San Babila, 20 Uhr

Ein sinnloses Verbrechen

Faschismus al dente: Mit der Blu-ray-Weltpremiere von Carlo Lizzanis radikalem Jugendporträt hat das Kultlabel Camera Obscura ein besonders anspruchsvolles Filmschmankerl für seine famose "Italian Genre Cinema Collection" ausgegraben.  

"Alle müssen dieselben Ideale haben. Der Staat muss wie eine Kirche sein. Wie eine Festung, deren Mauern alles Minderwertige draußen halten." Was nach einer stumpfsinnigen Pegida-Parole klingt, ist die ideologische Überzeugung der vier jungen Neonazis, die der politische Autorenfilmer Carlo Lizzani ins Zentrum seines auf wahren Begebenheiten beruhenden Films aus dem Jahre 1976 gestellt hat. Während die Altfaschisten der vergangenen Glorie nachhängen, brennen Franco (Daniele Asti), Michele (Giuliano Cesareo), Fabrizio (Pietro Brambilla) und Alfredo (Pietro Giannuso) auf rechtsextremen Aktionismus. Ihre Basis haben die überwiegend aus bürgerlichem Elternhaus stammenden Unruhestifter in den Cafés der Piazza San Babila bezogen, von wo aus sie mit anderen Gleichgesinnten ihre (von der Staatsgewalt geduldeten!) Übergriffe auf Gewerkschafter und die kommunistische Studentenbewegung in Angriff nehmen. Lizzani schildert, wie sich Franco & Co. innerhalb eines Tages von halbstarken "Spaßaktionen" über einen missglückten Sprengstoffanschlag bis hin zum titelgebenden sinnlosen Verbrechen in Gestalt einer grandios inszenierten Messerattacke auf ein studentisches Pärchen gegenseitig hochschaukeln. Als auf ersten Blick irritierend humoristischen Kontrast stellt Lizzani seinen Sanbabillini die unbedarfte Sexbombe Lalla (Brigitte Skay) zur Seite, die sich zwar bereitwillig zum Objekt ihrer frauenfeindlichen Gewaltallüren machen, von ihrer faschistoiden Weltsicht aber nicht wirklich beeindrucken lässt – und schließlich das Schicksal der faschistischen Vier besiegelt. 

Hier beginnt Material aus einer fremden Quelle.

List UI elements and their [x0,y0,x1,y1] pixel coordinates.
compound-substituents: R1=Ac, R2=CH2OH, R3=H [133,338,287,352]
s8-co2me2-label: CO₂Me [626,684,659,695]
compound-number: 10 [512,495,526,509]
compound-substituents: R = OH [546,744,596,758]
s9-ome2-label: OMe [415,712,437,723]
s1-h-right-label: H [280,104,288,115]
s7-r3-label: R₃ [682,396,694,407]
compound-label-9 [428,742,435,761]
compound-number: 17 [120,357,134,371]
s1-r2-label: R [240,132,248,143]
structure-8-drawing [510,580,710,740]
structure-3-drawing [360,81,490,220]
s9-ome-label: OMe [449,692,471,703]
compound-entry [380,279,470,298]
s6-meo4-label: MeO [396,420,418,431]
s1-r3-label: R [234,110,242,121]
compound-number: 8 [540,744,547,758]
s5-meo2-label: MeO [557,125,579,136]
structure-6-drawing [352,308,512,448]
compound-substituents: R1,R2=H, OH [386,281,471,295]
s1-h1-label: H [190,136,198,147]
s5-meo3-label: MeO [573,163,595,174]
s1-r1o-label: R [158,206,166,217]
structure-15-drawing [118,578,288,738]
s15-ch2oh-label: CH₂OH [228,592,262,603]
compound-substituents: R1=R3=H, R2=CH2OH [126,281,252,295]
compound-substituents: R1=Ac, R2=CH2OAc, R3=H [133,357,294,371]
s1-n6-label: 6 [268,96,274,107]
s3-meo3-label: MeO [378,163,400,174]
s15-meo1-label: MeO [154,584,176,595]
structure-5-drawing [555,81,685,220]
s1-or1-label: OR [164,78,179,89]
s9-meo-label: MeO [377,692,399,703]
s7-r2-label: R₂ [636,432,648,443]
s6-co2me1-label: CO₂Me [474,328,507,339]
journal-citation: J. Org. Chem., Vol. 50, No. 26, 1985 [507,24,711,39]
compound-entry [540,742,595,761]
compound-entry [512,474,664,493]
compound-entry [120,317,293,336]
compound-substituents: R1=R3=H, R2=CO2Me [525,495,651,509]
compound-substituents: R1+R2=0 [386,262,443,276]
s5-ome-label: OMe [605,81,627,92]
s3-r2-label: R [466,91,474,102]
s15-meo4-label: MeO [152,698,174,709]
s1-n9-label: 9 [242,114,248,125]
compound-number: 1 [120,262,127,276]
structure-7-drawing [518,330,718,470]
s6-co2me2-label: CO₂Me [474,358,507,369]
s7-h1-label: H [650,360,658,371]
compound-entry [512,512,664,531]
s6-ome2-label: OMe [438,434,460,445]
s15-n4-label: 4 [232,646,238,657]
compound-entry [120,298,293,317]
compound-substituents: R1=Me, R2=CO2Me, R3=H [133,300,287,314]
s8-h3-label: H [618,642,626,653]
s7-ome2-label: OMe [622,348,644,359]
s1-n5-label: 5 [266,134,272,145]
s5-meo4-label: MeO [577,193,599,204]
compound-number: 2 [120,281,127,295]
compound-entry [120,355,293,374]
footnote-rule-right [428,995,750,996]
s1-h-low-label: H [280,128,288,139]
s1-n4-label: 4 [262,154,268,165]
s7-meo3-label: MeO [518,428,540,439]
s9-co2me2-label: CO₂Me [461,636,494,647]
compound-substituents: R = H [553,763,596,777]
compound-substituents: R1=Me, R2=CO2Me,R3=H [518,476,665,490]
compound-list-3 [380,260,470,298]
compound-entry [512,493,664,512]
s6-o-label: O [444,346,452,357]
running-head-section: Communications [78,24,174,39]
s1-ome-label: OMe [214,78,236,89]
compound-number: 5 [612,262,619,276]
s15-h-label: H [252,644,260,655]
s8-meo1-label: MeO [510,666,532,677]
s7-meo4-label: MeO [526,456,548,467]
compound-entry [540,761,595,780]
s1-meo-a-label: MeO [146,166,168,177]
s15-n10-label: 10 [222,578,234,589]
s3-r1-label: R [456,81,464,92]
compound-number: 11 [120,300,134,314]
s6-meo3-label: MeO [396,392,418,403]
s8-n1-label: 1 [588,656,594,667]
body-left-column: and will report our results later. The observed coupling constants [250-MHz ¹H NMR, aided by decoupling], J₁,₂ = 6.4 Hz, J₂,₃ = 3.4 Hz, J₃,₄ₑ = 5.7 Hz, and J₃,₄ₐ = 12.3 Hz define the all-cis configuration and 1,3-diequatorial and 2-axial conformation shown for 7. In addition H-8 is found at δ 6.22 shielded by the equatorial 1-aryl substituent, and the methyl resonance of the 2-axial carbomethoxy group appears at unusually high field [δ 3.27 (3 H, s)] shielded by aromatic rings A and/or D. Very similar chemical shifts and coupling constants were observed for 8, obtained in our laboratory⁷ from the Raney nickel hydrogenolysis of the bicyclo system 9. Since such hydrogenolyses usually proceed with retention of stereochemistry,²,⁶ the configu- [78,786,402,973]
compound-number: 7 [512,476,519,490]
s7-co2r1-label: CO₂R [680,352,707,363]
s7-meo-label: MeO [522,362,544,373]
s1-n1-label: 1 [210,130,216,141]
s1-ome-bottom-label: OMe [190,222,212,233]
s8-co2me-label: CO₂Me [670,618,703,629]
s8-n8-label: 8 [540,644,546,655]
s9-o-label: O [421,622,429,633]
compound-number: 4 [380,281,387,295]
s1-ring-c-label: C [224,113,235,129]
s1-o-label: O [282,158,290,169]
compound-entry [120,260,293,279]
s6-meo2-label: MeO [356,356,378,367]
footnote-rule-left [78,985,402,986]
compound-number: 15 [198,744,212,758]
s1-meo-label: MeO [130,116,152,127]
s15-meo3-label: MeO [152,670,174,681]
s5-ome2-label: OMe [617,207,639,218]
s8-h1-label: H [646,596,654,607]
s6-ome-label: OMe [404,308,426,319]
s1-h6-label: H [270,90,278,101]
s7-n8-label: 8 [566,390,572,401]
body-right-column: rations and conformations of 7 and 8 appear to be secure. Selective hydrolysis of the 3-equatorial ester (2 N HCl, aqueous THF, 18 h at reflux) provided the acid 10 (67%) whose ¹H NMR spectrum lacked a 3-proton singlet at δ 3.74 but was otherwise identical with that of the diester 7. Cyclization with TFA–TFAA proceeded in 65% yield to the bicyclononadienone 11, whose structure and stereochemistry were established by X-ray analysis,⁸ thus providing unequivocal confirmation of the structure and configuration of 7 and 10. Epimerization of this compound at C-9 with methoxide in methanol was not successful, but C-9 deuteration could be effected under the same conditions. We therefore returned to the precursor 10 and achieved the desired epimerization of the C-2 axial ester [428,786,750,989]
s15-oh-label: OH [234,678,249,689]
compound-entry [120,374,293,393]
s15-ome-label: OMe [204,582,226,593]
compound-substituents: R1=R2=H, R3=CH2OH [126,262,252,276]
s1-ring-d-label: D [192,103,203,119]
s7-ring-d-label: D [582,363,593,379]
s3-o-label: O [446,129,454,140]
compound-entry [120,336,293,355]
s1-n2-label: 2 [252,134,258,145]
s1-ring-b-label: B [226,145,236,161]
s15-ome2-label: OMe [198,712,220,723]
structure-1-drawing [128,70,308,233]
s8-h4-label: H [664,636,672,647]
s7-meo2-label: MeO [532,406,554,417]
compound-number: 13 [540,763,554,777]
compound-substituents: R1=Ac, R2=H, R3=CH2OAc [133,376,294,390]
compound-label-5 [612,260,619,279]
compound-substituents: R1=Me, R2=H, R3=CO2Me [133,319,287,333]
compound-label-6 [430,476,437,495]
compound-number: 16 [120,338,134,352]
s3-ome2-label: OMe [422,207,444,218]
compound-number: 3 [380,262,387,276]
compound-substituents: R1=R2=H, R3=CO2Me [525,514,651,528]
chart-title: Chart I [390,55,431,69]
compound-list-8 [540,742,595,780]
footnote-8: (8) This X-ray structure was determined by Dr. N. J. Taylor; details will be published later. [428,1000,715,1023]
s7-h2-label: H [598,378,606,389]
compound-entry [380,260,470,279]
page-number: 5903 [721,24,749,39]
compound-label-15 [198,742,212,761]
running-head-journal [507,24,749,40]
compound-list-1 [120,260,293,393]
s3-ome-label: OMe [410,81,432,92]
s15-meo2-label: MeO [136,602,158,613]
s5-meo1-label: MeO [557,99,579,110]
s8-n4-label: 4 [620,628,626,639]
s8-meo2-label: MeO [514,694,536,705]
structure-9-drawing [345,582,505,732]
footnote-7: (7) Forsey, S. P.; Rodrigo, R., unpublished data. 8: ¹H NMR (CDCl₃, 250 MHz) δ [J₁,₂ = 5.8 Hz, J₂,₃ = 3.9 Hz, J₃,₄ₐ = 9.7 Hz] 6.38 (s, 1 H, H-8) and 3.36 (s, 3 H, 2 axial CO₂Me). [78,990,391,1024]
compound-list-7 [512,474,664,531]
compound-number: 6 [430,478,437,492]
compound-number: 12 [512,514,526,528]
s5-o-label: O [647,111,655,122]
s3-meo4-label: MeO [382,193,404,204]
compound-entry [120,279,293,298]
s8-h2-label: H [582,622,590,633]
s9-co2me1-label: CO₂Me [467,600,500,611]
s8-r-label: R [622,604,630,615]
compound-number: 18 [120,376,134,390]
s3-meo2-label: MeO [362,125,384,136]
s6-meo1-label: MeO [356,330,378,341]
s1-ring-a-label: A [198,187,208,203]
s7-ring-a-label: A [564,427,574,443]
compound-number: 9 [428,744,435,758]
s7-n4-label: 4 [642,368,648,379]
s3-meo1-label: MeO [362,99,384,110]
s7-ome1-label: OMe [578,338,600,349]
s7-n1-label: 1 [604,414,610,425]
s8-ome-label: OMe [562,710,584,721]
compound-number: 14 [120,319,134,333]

Dass sich "San Babila, 20 Uhr" bewusst einer eindeutigen Genrezuschreibung verweigert, ist auch am wunderbaren Score von Ennio Morricone zu erkennen, der von stilisierter Marschmusik über Bar-Jazz bis hin zu verspielten Buffo-Klängen reicht. Weitere analytische Einblicke in die Entstehung und historischen Hintergründe dieses außergewöhnlichen Films bieten die exklusiv produzierten Bonus-Features, die Teil 14 der "Italian Genre Cinema Collection" zu einer zusätzlich lohnenswerten Anschaffung machen. In einem 65-minütigen erinnert sich Lizzanis damaliger Regieassistent Gilberto Squizzato mit begeisternder Eloquenz an die vom italienischen Neorealismus geprägte Arbeitsweise seines filmischen Mentors, der nur an Originalschauplätzen drehen ließ und zur weiteren Steigerung der Authentizität überwiegend Laiendarsteller besetzte. Squizzato, der auch in der Rolle des finalen Opfers zu sehen ist, arbeitet außerdem ein Typologie der vier unterschiedlichen Jungnazis heraus, die in dieser stimmigen Erkenntnis gipfelt: "Der Film dekonstruiert den faschistischen Mythos, indem er seine Armseligkeit aufzeigt." Wie subtil der 2013 durch Selbstmord aus dem Leben geschiedene Meisterregisseur Lizzani ("Mussolini - Die letzten Tage") diese Botschaft und diverse psychologische Deutungsmuster des Faschismus in seine Filmbilder eingewoben hat, beleuchten die Filmwissenschaftler Marcus Stiglegger und Kai Naumann in ihrem akademischen Audiokommentar, in dem sie auch ausgiebig auf die realen Schreckenstaten des rechtsextremistischen Terror im Italien der 60er und 70er Jahre eingehen. So spannend kann Filmanalyse sein! Wie es im Genre-Programm von Camera Obscura weitergeht, erfährt man auf der Facebook-Seite des Labels. 

 

"San Babila, 20 Uhr: Ein sinnloses Verbrechen" (Originaltitel: San Babila ore 20: Un delito inutile) – Italien, 1976 (101 Min.)